There were some noteworthy repercussions to the newspaper article. Mr. Huskey had somehow inferred that I called 911 because I thought Rich, my husband, was going into shock, although how he concluded this from my comment that “his pads were turning blue,” I don’t quite understand. So the first thing I had to do was call Rich at work, Rich who had worked tirelessly to free Rudy — and swear that I had been misquoted. When I arrived at work myself, I was famous; people had been calling my secretary all morning to inquire about Rudy’s health.
When I called our regular vet (whom I had met only once) to make a
follow-up appointment for Rudy, the receptionist asked, “Is this the
famous Rudy’s mother?” When I brought my car in for routine
maintenance a few days later, Dave, my mechanic, said, “We read about
your cat. Is he OK?” When I called a tree surgeon about my dying red oak, he asked if I knew the person on that street whose cat had been in the garbage disposal.

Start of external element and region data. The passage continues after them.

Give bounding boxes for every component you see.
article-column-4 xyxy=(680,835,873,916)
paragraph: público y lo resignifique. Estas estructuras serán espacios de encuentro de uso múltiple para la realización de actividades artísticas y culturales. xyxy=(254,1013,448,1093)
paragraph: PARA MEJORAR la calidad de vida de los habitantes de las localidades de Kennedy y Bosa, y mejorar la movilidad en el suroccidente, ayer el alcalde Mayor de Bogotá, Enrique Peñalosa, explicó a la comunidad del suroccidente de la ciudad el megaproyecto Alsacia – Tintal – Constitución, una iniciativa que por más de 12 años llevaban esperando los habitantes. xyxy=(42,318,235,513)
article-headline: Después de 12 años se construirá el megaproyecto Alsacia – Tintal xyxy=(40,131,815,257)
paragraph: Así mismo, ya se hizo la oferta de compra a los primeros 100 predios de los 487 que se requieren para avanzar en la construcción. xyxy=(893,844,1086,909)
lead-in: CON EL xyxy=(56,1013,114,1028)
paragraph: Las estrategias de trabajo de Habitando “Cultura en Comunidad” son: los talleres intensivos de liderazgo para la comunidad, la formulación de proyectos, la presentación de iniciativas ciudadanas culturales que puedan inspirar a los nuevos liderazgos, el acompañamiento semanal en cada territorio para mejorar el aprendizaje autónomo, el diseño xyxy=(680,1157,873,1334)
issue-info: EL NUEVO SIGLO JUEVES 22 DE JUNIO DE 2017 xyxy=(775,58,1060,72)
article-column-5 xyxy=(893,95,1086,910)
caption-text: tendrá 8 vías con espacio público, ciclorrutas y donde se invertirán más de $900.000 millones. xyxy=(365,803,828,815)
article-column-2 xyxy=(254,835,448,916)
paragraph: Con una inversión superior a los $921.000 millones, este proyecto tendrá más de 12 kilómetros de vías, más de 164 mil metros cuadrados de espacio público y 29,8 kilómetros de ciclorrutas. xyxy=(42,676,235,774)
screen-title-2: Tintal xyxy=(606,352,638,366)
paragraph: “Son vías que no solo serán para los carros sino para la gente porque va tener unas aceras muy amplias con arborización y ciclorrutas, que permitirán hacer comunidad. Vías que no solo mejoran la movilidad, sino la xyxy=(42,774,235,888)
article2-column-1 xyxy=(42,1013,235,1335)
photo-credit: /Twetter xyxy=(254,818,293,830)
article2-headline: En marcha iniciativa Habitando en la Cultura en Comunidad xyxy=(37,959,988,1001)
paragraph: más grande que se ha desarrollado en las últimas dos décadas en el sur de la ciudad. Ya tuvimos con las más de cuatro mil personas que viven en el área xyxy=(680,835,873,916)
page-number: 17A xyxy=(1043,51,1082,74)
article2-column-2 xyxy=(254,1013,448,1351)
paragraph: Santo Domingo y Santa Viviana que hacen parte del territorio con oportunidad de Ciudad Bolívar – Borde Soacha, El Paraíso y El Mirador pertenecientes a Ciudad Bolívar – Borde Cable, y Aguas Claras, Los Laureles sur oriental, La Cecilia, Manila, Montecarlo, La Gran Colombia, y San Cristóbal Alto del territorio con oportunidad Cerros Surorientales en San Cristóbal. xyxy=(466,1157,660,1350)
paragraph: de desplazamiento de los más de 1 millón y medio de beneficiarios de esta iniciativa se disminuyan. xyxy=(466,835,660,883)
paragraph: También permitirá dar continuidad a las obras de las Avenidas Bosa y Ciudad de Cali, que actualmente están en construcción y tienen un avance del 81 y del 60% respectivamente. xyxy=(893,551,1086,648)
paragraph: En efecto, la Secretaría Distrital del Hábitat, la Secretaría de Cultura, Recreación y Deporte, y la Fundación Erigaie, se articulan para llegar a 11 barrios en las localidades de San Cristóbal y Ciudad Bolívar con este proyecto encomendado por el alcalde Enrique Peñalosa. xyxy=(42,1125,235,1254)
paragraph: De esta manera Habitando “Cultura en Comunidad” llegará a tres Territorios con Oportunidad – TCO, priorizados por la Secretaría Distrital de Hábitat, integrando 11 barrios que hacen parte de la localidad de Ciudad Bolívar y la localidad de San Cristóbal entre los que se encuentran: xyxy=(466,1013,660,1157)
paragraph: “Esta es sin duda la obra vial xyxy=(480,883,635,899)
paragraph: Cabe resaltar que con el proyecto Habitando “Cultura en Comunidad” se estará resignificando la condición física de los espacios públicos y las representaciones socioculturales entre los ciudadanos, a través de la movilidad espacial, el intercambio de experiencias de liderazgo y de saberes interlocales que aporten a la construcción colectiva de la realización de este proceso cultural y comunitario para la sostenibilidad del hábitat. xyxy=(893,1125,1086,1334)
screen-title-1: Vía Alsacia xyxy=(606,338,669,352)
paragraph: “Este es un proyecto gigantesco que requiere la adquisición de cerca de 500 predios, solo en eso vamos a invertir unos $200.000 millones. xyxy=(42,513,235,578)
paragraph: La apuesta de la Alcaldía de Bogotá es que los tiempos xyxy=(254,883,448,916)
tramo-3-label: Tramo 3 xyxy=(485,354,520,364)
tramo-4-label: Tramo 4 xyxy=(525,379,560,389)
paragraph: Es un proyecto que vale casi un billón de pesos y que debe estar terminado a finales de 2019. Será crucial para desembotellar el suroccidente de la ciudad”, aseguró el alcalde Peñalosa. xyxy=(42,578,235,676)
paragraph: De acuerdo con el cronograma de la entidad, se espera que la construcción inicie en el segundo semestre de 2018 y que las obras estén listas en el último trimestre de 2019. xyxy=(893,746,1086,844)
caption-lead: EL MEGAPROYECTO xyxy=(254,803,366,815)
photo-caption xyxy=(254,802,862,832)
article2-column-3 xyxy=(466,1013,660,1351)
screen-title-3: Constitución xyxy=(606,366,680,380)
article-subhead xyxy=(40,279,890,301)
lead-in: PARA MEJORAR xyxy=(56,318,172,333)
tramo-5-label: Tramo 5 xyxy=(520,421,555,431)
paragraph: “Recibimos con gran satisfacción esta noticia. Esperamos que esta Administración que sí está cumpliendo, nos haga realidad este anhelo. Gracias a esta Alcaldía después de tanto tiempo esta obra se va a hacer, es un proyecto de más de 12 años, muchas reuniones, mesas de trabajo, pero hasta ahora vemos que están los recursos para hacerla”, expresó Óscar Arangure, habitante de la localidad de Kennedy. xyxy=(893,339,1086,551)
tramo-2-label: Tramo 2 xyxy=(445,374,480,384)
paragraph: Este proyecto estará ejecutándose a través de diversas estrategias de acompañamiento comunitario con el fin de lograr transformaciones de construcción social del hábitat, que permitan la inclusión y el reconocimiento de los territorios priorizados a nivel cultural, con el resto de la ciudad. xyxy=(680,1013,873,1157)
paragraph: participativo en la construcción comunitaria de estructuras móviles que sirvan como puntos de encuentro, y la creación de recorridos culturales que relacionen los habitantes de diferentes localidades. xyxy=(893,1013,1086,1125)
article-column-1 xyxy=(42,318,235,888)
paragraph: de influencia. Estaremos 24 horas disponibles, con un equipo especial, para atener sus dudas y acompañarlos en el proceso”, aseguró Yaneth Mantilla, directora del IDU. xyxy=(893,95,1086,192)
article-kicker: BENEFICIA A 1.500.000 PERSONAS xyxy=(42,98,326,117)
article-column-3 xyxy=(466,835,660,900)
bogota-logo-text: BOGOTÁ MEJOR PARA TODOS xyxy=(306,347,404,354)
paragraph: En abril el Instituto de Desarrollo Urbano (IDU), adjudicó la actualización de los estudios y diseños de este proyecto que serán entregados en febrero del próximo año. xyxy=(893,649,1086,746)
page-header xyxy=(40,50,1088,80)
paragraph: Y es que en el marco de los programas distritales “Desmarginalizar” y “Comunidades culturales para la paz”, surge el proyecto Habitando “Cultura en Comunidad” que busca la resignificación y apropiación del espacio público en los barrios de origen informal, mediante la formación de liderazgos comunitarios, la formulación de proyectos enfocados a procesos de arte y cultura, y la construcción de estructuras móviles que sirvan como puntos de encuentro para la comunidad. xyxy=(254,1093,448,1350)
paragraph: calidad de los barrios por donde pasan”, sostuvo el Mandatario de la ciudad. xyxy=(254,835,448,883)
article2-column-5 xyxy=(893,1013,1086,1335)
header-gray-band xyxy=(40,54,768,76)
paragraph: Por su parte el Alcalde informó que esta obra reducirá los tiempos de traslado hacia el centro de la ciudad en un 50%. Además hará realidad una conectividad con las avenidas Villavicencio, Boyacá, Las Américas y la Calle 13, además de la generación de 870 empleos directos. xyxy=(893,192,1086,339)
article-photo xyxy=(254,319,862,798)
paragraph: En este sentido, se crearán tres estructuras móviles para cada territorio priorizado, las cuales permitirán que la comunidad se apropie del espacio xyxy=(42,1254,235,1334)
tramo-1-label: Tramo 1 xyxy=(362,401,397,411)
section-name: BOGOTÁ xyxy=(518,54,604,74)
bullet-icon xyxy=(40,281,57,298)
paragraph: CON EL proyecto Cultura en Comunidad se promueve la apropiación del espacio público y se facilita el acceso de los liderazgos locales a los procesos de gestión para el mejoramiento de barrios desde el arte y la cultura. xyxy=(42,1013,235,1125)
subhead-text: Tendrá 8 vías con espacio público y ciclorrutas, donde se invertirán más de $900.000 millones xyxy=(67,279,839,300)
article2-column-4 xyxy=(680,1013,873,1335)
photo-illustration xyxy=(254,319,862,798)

And when I went to get my hair cut, the shampoo person told me the funny story her grandma had read in the paper, about a cat who got stuck in the garbage disposal. Even today, over a year later, people ask about Rudy, whom a 9-year-old neighbor had always called “the Adventure Cat” because he used to climb on the roof of her house and peer in the second-story window at her.
I don’t know what the moral of this story is, but I do know that this
“adventure” cost me $1100 in emergency vet bills, follow-up vet care, new sink, new plumbing, new electrical wiring, and new garbage disposal, one with a cover. The vet can no longer say he’s seen everything but the kitchen sink.
I wanted to thank Officers Tom and Mike by giving them gift certificates to the local hardware store, but was told that they couldn’t accept gifts, that I would put them in a bad position if I tried. So I wrote a letter to the Police Chief raising their good deeds and sent individual thank-you notes to Tom and Mike, complete with pictures of Rudy, so they could see what he looks like with his head on. And Rudy, whom we originally got for free (or so we thought), still sleeps with me under the covers on cold nights and unaccountably, he still sometimes prowls the sink, hoping for fish.